Ссылки для упрощенного доступа

Дмитрий Мамулия: "Кино может сделать то, что делал Бодлер"


Дмитрий Мамулия
Дмитрий Мамулия

Холмы, ни одного дерева, раннее утро. Два белых автомобиля на безлюдной дороге. Один пассажир погибнет, и нам не суждено узнать, кто и зачем расправился с ним, знаменитым грузинским футболистом. О том, как идет расследование, телевизор сообщит случайному свидетелю преступления, неприметному рабочему. Случай делает его участником зловещей игры, которая становится все сложнее, в нее втягиваются шахтеры, цыгане, живые и мертвые птицы, похотливые слепцы и сомнамбулические полицейские.

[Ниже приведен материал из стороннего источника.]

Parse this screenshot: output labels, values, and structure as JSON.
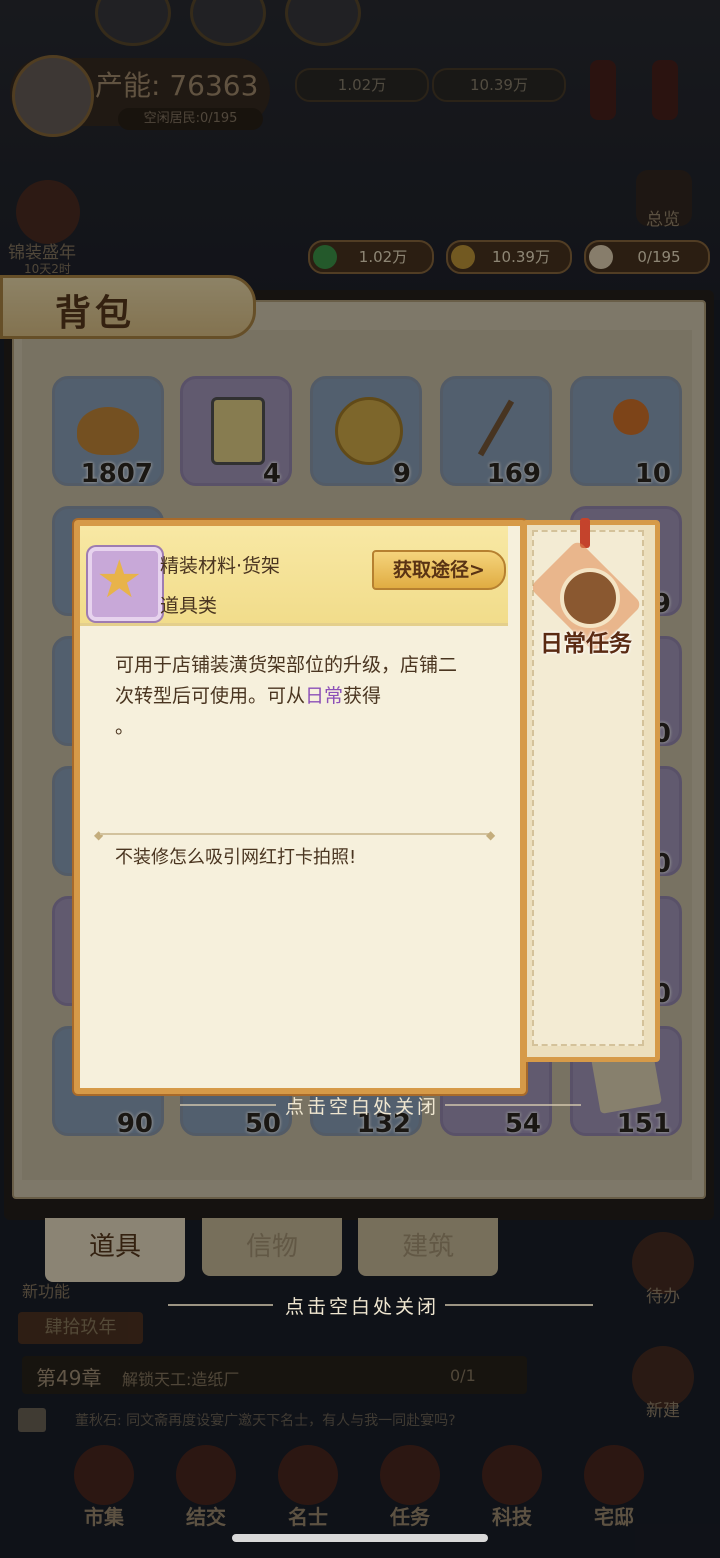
{
  "header": {
    "production_label": "产能: 76363",
    "resident_label": "空闲居民:0/195",
    "top_resources": [
      "1.02万",
      "10.39万"
    ],
    "overview_label": "总览",
    "event_label": "锦装盛年",
    "event_time": "10天2时"
  },
  "resources": {
    "silver": "1.02万",
    "copper": "10.39万",
    "residents": "0/195"
  },
  "backpack": {
    "title": "背包",
    "slots": [
      {
        "name": "bread-item",
        "count": "1807",
        "color": "blue"
      },
      {
        "name": "jar-item",
        "count": "4",
        "color": "purple"
      },
      {
        "name": "coin-item",
        "count": "9",
        "color": "blue"
      },
      {
        "name": "skewer-item",
        "count": "169",
        "color": "blue"
      },
      {
        "name": "candy-item",
        "count": "10",
        "color": "blue"
      }
    ],
    "partial_counts": [
      "9",
      "0",
      "0",
      "0"
    ],
    "bottom_counts": [
      "90",
      "50",
      "132",
      "54",
      "151"
    ],
    "tabs": [
      "道具",
      "信物",
      "建筑"
    ],
    "close_hint": "点击空白处关闭"
  },
  "popup": {
    "item_name": "精装材料·货架",
    "item_category": "道具类",
    "acquire_button": "获取途径>",
    "desc_part1": "可用于店铺装潢货架部位的升级，店铺二次转型后可使用。可从",
    "desc_highlight": "日常",
    "desc_part2": "获得",
    "desc_end": "。",
    "flavor": "不装修怎么吸引网红打卡拍照!",
    "close_hint": "点击空白处关闭",
    "source_tag": "日常任务"
  },
  "footer": {
    "new_feature": "新功能",
    "jobs_label": "肆拾玖年",
    "chapter_num": "第49章",
    "chapter_task": "解锁天工:造纸厂",
    "chapter_progress": "0/1",
    "news": "董秋石: 同文斋再度设宴广邀天下名士，有人与我一同赴宴吗?",
    "todo_label": "待办",
    "build_label": "新建",
    "nav": [
      "市集",
      "结交",
      "名士",
      "任务",
      "科技",
      "宅邸"
    ]
  }
}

Можно ли присвоить злодеяние? Ровно 50 лет назад, в 1969 году, Надин Трентиньян сняла фильм "Похититель преступлений" о свидетеле суицида, выдающем себя за убийцу. Новый фильм художественного руководителя Московской школы нового кино Дмитрия Мамулии "Преступный человек" начинается как детектив, но постепенно теряет приметы жанра, превращаясь в стихотворение о тьме запретных фантазий.

Разговор с режиссером после премьеры "Преступного человека" на Венецианском фестивале начинается и завершается вопросом о стихах, которые Дмитрий Мамулия когда-то писал.

– Я храню книгу ваших стихов, это холщовый мешочек, в котором находятся полоски бумаги; читатель должен его развязать, доставать оттуда полоски и составить книгу самостоятельно. Мне кажется, ваш фильм построен по этому принципу: мы тоже должны извлечь фрагменты стихотворения, и каждый зритель составит его для себя заново.

Есть страшная территория, когда в человека что-то вселяется

– Я не думал об этом сравнении, но, наверное, да. То, что меня занимало в последние годы, – это как в человеке поселяется темнота. Раскольников не страшен. Он метафизик, у него есть свой концепт, он знает, что делает. Но есть более страшная территория, когда в человека что-то вселяется – это толстовская тема, тема "Крейцеровой сонаты", когда в человека входит чужеродное существо и начинает занимать место его личности. И его личность становится тем существом, происходит странная трансформация.

На месте преступления
На месте преступления

– Я знаю, что вы собирались снимать "Преступление и наказание", потом у вас была идея фильма о русской жене норвежского нациста Квислинга. Мне показалось, что в вашем фильме присутствуют оба эти сюжета: герой – отчасти Раскольников, а его сестра – это тихая Мария Пасечникова, которая жила с Квислингом и наблюдала за его метаморфозой.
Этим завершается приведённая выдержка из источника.